Kerry Dean Carso, SUNY New Paltz – Follies in America

Everyone loves a room with a view.

Kerry Dean Carso, professor of art history at SUNY New Paltz, delves into the history of one time of structure that is built around this principle.

Kerry Dean Carso is professor of art history at the State University of New York at New Paltz, where she teaches courses on American art and architecture.  She is the author of American Gothic Art and Architecture in the Age of Romantic Literature (University of Wales Press, 2014), winner of the Henry-Russell Hitchcock Award from the Victorian Society in America, and Follies in America: A History of Garden and Park Architecture (Cornell University Press, 2021).

Follies in America

Follies are small-scale buildings set within landscaped grounds or overlooking sites of natural beauty.  Eighteenth-century English aristocrats placed these little buildings within their landscape gardens as eye-catchers to lead visitors through the grounds.  Designed to mimic the architecture of the past, follies sparked reveries about history and the passage of time. 

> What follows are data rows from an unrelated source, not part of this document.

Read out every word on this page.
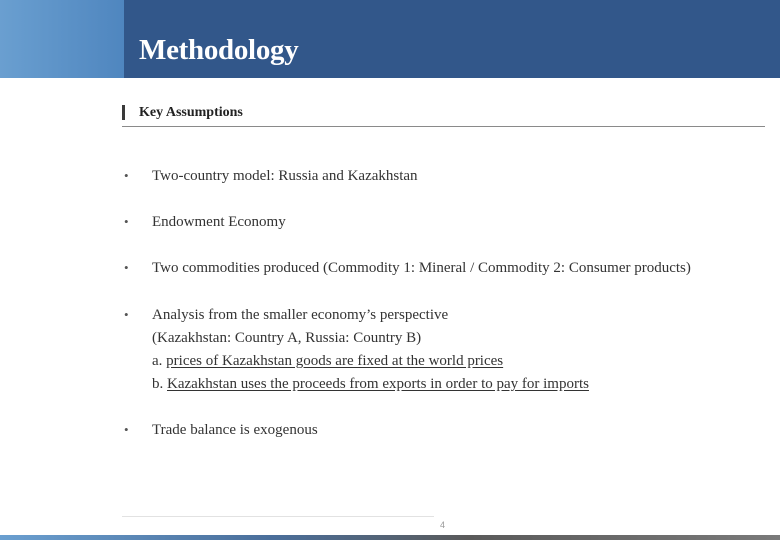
Methodology
Key Assumptions
• Two-country model: Russia and Kazakhstan
• Endowment Economy
• Two commodities produced (Commodity 1: Mineral / Commodity 2: Consumer products)
• Analysis from the smaller economy’s perspective
(Kazakhstan: Country A, Russia: Country B)
a. prices of Kazakhstan goods are fixed at the world prices
b. Kazakhstan uses the proceeds from exports in order to pay for imports
• Trade balance is exogenous
4
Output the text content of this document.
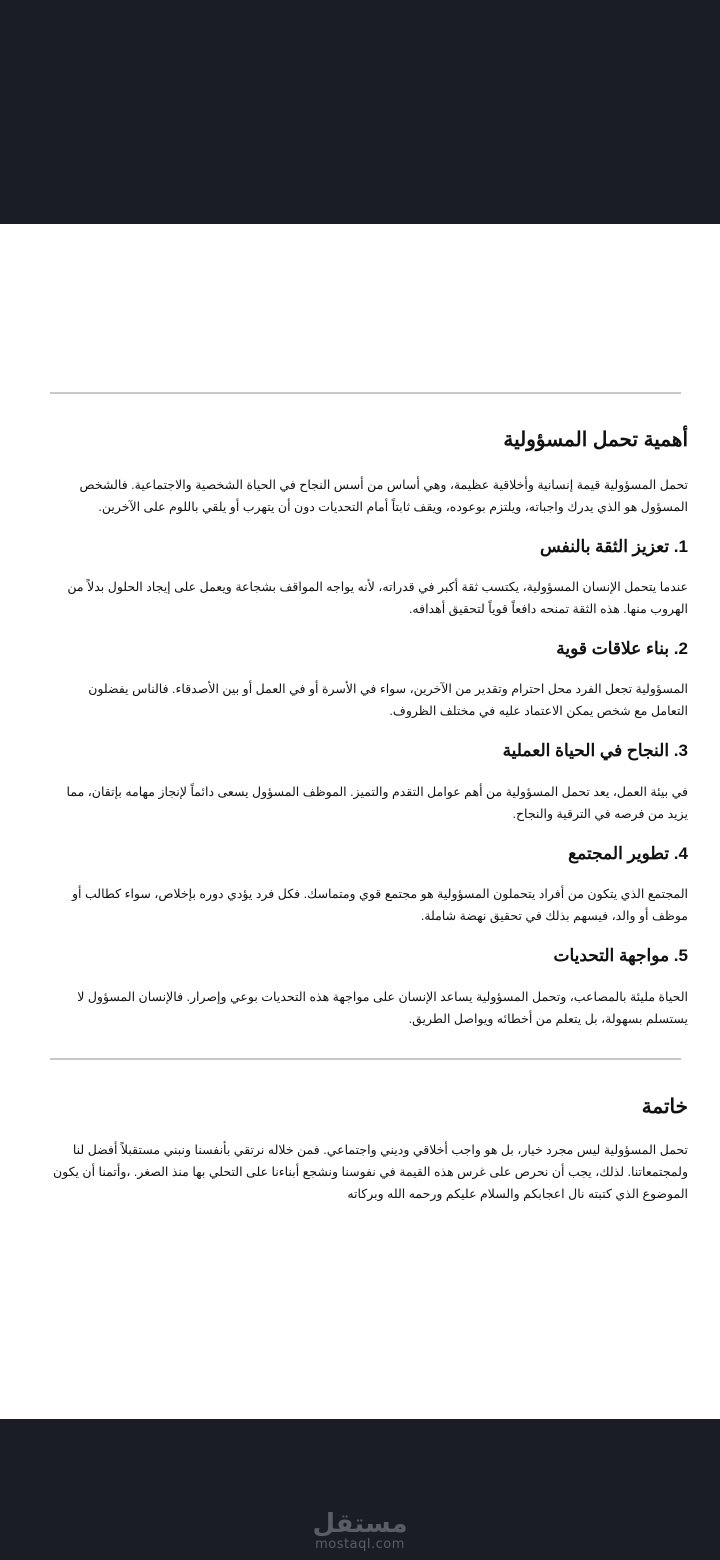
أهمية تحمل المسؤولية

تحمل المسؤولية قيمة إنسانية وأخلاقية عظيمة، وهي أساس من أسس النجاح في الحياة الشخصية والاجتماعية. فالشخص المسؤول هو الذي يدرك واجباته، ويلتزم بوعوده، ويقف ثابتاً أمام التحديات دون أن يتهرب أو يلقي باللوم على الآخرين.

1. تعزيز الثقة بالنفس

عندما يتحمل الإنسان المسؤولية، يكتسب ثقة أكبر في قدراته، لأنه يواجه المواقف بشجاعة ويعمل على إيجاد الحلول بدلاً من الهروب منها. هذه الثقة تمنحه دافعاً قوياً لتحقيق أهدافه.

2. بناء علاقات قوية

المسؤولية تجعل الفرد محل احترام وتقدير من الآخرين، سواء في الأسرة أو في العمل أو بين الأصدقاء. فالناس يفضلون التعامل مع شخص يمكن الاعتماد عليه في مختلف الظروف.

3. النجاح في الحياة العملية

في بيئة العمل، يعد تحمل المسؤولية من أهم عوامل التقدم والتميز. الموظف المسؤول يسعى دائماً لإنجاز مهامه بإتقان، مما يزيد من فرصه في الترقية والنجاح.

4. تطوير المجتمع

المجتمع الذي يتكون من أفراد يتحملون المسؤولية هو مجتمع قوي ومتماسك. فكل فرد يؤدي دوره بإخلاص، سواء كطالب أو موظف أو والد، فيسهم بذلك في تحقيق نهضة شاملة.

5. مواجهة التحديات

الحياة مليئة بالمصاعب، وتحمل المسؤولية يساعد الإنسان على مواجهة هذه التحديات بوعي وإصرار. فالإنسان المسؤول لا يستسلم بسهولة، بل يتعلم من أخطائه ويواصل الطريق.

خاتمة

تحمل المسؤولية ليس مجرد خيار، بل هو واجب أخلاقي وديني واجتماعي. فمن خلاله نرتقي بأنفسنا ونبني مستقبلاً أفضل لنا ولمجتمعاتنا. لذلك، يجب أن نحرص على غرس هذه القيمة في نفوسنا ونشجع أبناءنا على التحلي بها منذ الصغر. ،وأتمنا أن يكون الموضوع الذي كتبته نال اعجابكم والسلام عليكم ورحمه الله وبركاته

مستقل
mostaql.com
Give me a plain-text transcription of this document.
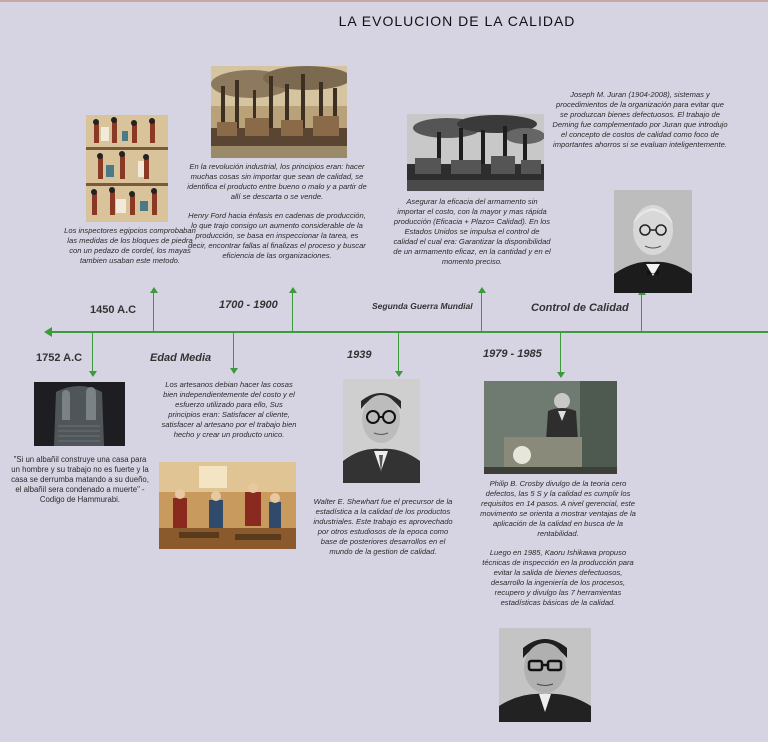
LA EVOLUCION DE LA CALIDAD
1450 A.C	1700 - 1900	Segunda Guerra Mundial	Control de Calidad
1752 A.C	Edad Media	1939	1979 - 1985

Los inspectores egipcios comprobaban las medidas de los bloques de piedra con un pedazo de cordel, los mayas tambien usaban este metodo.

En la revolución industrial, los principios eran: hacer muchas cosas sin importar que sean de calidad, se identifica el producto entre bueno o malo y a partir de allí se descarta o se vende.

Henry Ford hacia énfasis en cadenas de producción, lo que trajo consigo un aumento considerable de la producción, se basa en inspeccionar la tarea, es decir, encontrar fallas al finalizas el proceso y buscar eficiencia de las organizaciones.

Asegurar la eficacia del armamento sin importar el costo, con la mayor y mas rápida producción (Eficacia + Plazo= Calidad). En los Estados Unidos se impulsa el control de calidad el cual era: Garantizar la disponibilidad de un armamento eficaz, en la cantidad y en el momento preciso.

Joseph M. Juran (1904-2008), sistemas y procedimientos de la organización para evitar que se produzcan bienes defectuosos. El trabajo de Deming fue complementado por Juran que introdujo el concepto de costos de calidad como foco de importantes ahorros si se evaluan inteligentemente.

"Si un albañil construye una casa para un hombre y su trabajo no es fuerte y la casa se derrumba matando a su dueño, el albañil sera condenado a muerte" - Codigo de Hammurabi.

Los artesanos debian hacer las cosas bien independientemente del costo y el esfuerzo utilizado para ello, Sus principios eran: Satisfacer al cliente, satisfacer al artesano por el trabajo bien hecho y crear un producto unico.

Walter E. Shewhart fue el precursor de la estadística a la calidad de los productos industriales. Este trabajo es aprovechado por otros estudiosos de la epoca como base de posteriores desarrollos en el mundo de la gestion de calidad.

Philip B. Crosby divulgo de la teoria cero defectos, las 5 S y la calidad es cumplir los requisitos en 14 pasos. A nivel gerencial, este movimento se orienta a mostrar ventajas de la aplicación de la calidad en busca de la rentabilidad.

Luego en 1985, Kaoru Ishikawa propuso técnicas de inspección en la producción para evitar la salida de bienes defectuosos, desarrollo la ingeniería de los procesos, recupero y divulgo las 7 herramientas estadísticas básicas de la calidad.
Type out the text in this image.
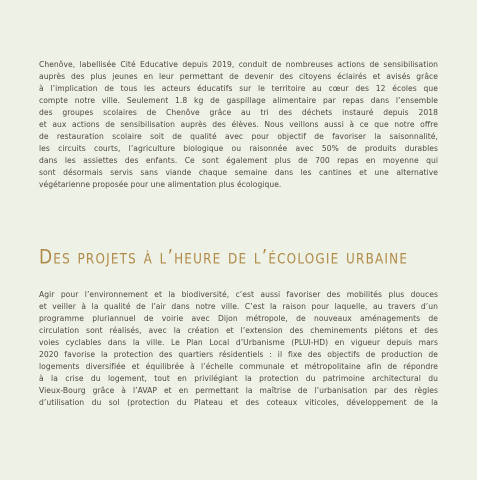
Chenôve, labellisée Cité Educative depuis 2019, conduit de nombreuses actions de sensibilisation
auprès des plus jeunes en leur permettant de devenir des citoyens éclairés et avisés grâce
à l’implication de tous les acteurs éducatifs sur le territoire au cœur des 12 écoles que
compte notre ville. Seulement 1.8 kg de gaspillage alimentaire par repas dans l’ensemble
des groupes scolaires de Chenôve grâce au tri des déchets instauré depuis 2018
et aux actions de sensibilisation auprès des élèves. Nous veillons aussi à ce que notre offre
de restauration scolaire soit de qualité avec pour objectif de favoriser la saisonnalité,
les circuits courts, l’agriculture biologique ou raisonnée avec 50% de produits durables
dans les assiettes des enfants. Ce sont également plus de 700 repas en moyenne qui
sont désormais servis sans viande chaque semaine dans les cantines et une alternative
végétarienne proposée pour une alimentation plus écologique.
Des projets à l’heure de l’écologie urbaine
Agir pour l’environnement et la biodiversité, c’est aussi favoriser des mobilités plus douces
et veiller à la qualité de l’air dans notre ville. C’est la raison pour laquelle, au travers d’un
programme pluriannuel de voirie avec Dijon métropole, de nouveaux aménagements de
circulation sont réalisés, avec la création et l’extension des cheminements piétons et des
voies cyclables dans la ville. Le Plan Local d’Urbanisme (PLUI-HD) en vigueur depuis mars
2020 favorise la protection des quartiers résidentiels : il fixe des objectifs de production de
logements diversifiée et équilibrée à l’échelle communale et métropolitaine afin de répondre
à la crise du logement, tout en privilégiant la protection du patrimoine architectural du
Vieux-Bourg grâce à l’AVAP et en permettant la maîtrise de l’urbanisation par des règles
d’utilisation du sol (protection du Plateau et des coteaux viticoles, développement de la
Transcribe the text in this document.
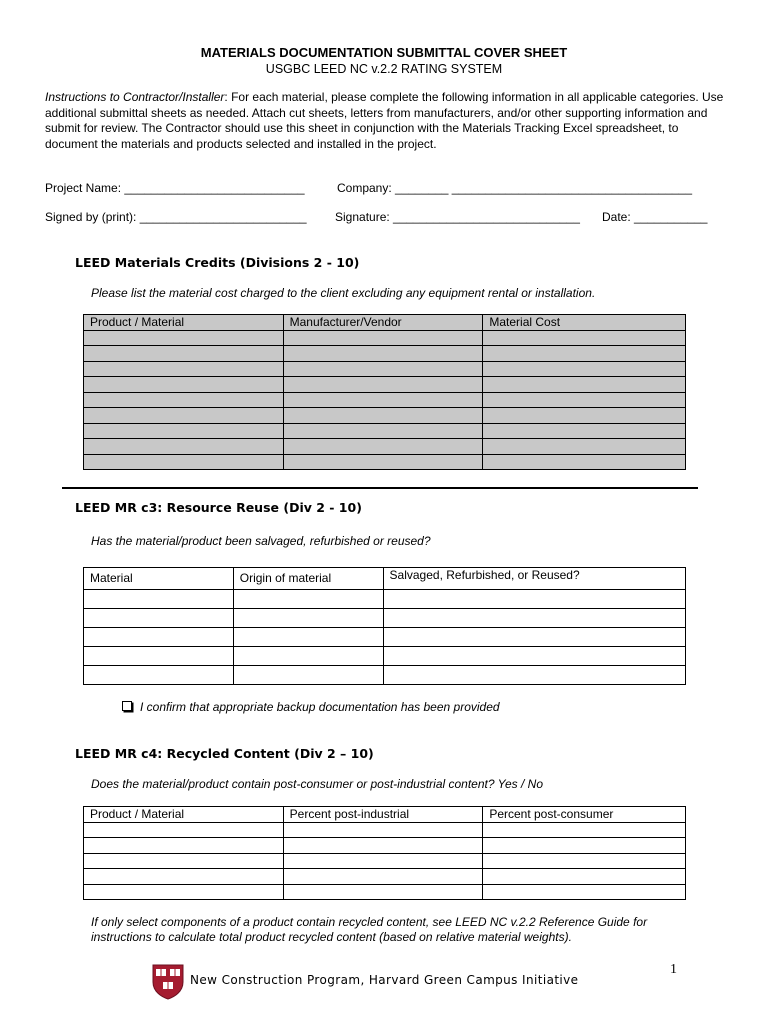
MATERIALS DOCUMENTATION SUBMITTAL COVER SHEET
USGBC LEED NC v.2.2 RATING SYSTEM
Instructions to Contractor/Installer: For each material, please complete the following information in all applicable categories. Use additional submittal sheets as needed. Attach cut sheets, letters from manufacturers, and/or other supporting information and submit for review. The Contractor should use this sheet in conjunction with the Materials Tracking Excel spreadsheet, to document the materials and products selected and installed in the project.
Project Name: ___________________________	Company: ________ ____________________________________
Signed by (print): _________________________ Signature: ____________________________ Date: ___________
LEED Materials Credits (Divisions 2 - 10)
Please list the material cost charged to the client excluding any equipment rental or installation.
Product / Material	Manufacturer/Vendor	Material Cost

LEED MR c3: Resource Reuse (Div 2 - 10)
Has the material/product been salvaged, refurbished or reused?
Material	Origin of material	Salvaged, Refurbished, or Reused?

I confirm that appropriate backup documentation has been provided
LEED MR c4: Recycled Content (Div 2 – 10)
Does the material/product contain post-consumer or post-industrial content? Yes / No
Product / Material	Percent post-industrial	Percent post-consumer

If only select components of a product contain recycled content, see LEED NC v.2.2 Reference Guide for instructions to calculate total product recycled content (based on relative material weights).
New Construction Program, Harvard Green Campus Initiative
1
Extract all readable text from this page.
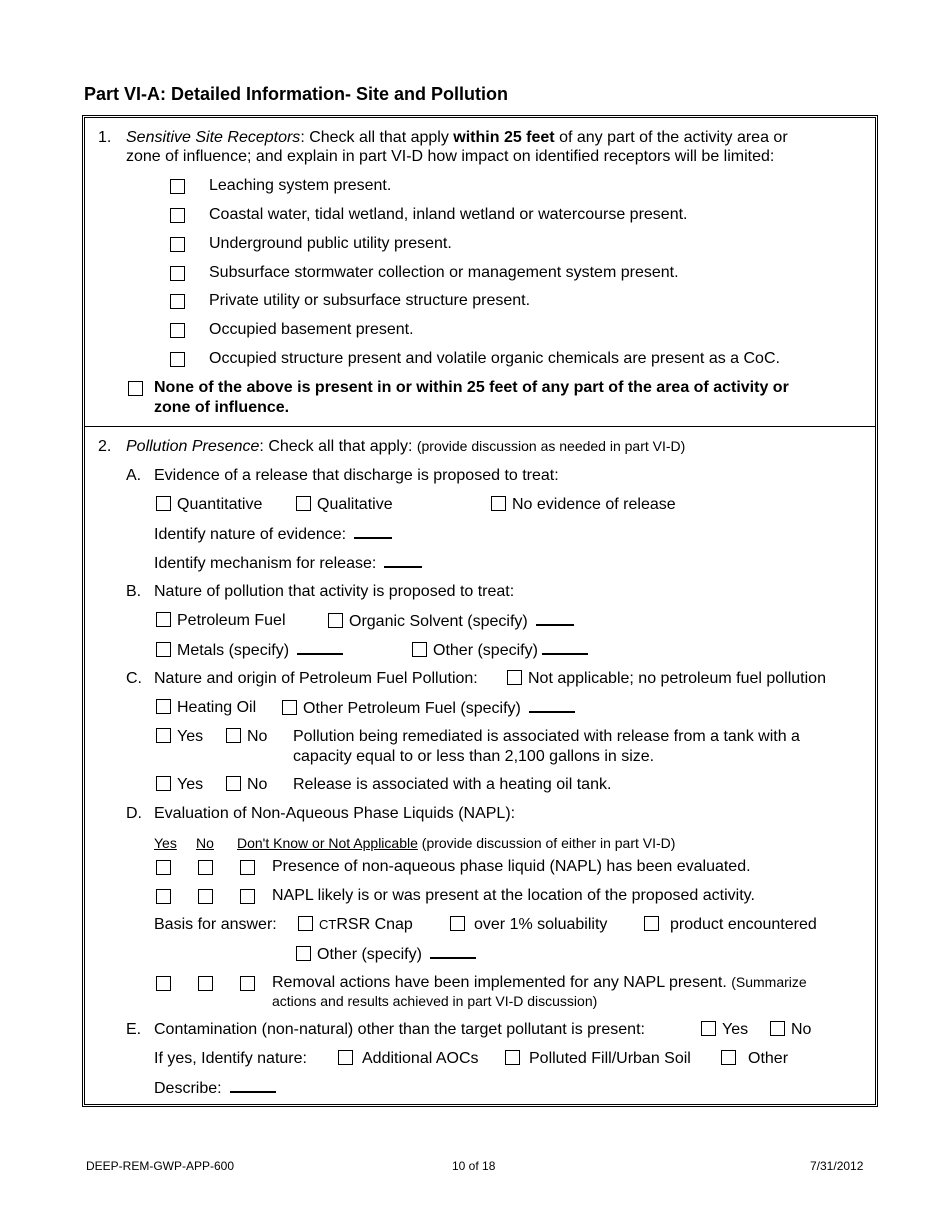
Part VI-A: Detailed Information- Site and Pollution
1. Sensitive Site Receptors: Check all that apply within 25 feet of any part of the activity area or
zone of influence; and explain in part VI-D how impact on identified receptors will be limited:
Leaching system present.
Coastal water, tidal wetland, inland wetland or watercourse present.
Underground public utility present.
Subsurface stormwater collection or management system present.
Private utility or subsurface structure present.
Occupied basement present.
Occupied structure present and volatile organic chemicals are present as a CoC.
None of the above is present in or within 25 feet of any part of the area of activity or
zone of influence.
2. Pollution Presence: Check all that apply: (provide discussion as needed in part VI-D)
A. Evidence of a release that discharge is proposed to treat:
Quantitative	Qualitative	No evidence of release
Identify nature of evidence:
Identify mechanism for release:
B. Nature of pollution that activity is proposed to treat:
Petroleum Fuel	Organic Solvent (specify)
Metals (specify)	Other (specify)
C. Nature and origin of Petroleum Fuel Pollution:	Not applicable; no petroleum fuel pollution
Heating Oil	Other Petroleum Fuel (specify)
Yes	No Pollution being remediated is associated with release from a tank with a
capacity equal to or less than 2,100 gallons in size.
Yes	No Release is associated with a heating oil tank.
D. Evaluation of Non-Aqueous Phase Liquids (NAPL):
Yes No Don't Know or Not Applicable (provide discussion of either in part VI-D)
Presence of non-aqueous phase liquid (NAPL) has been evaluated.
NAPL likely is or was present at the location of the proposed activity.
Basis for answer:	CTRSR Cnap	over 1% soluability	product encountered
Other (specify)
Removal actions have been implemented for any NAPL present. (Summarize
actions and results achieved in part VI-D discussion)
E. Contamination (non-natural) other than the target pollutant is present:	Yes	No
If yes, Identify nature:	Additional AOCs	Polluted Fill/Urban Soil	Other
Describe:
DEEP-REM-GWP-APP-600	10 of 18	7/31/2012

The name “follies” derives from the apparent uselessness of these buildings in that they were primarily garden ornaments and belvederes or lookout towers, allowing their owners to survey the land that comprised their hereditary wealth.  One might not expect to find follies in the United States, with its origins as a democratic republic, but in the late eighteenth and nineteenth centuries, follies, including temples, towers, ruins, and summerhouses (today known as gazebos), were often built to signify the owner’s social class and access to leisure time. 

Neoclassical temples were particularly popular in the decades after the American Revolution.  Thomas Jefferson designed more than 20 follies for his landscape garden at Monticello in Virginia, although only one was constructed.  The pavilion has been recreated based on archeological evidence near the vegetable garden.   Jefferson read in this little temple, but also gazed at the landscape; indeed, providing a view was integral to the folly building type. 

By the middle of the nineteenth century, follies started appearing in public parks, such as New York’s Central Park.  Designed by the park’s co-designer Calvert Vaux, Belvedere Castle is a miniature Romanesque Revival fortress that appears to grow organically out of the rocks on which it is built.  With terraces and lookouts on every level, the tower provides visitors with elevated views of the park, thus allowing everyday people access to the feeling of power and sublimity that comes from the view from above.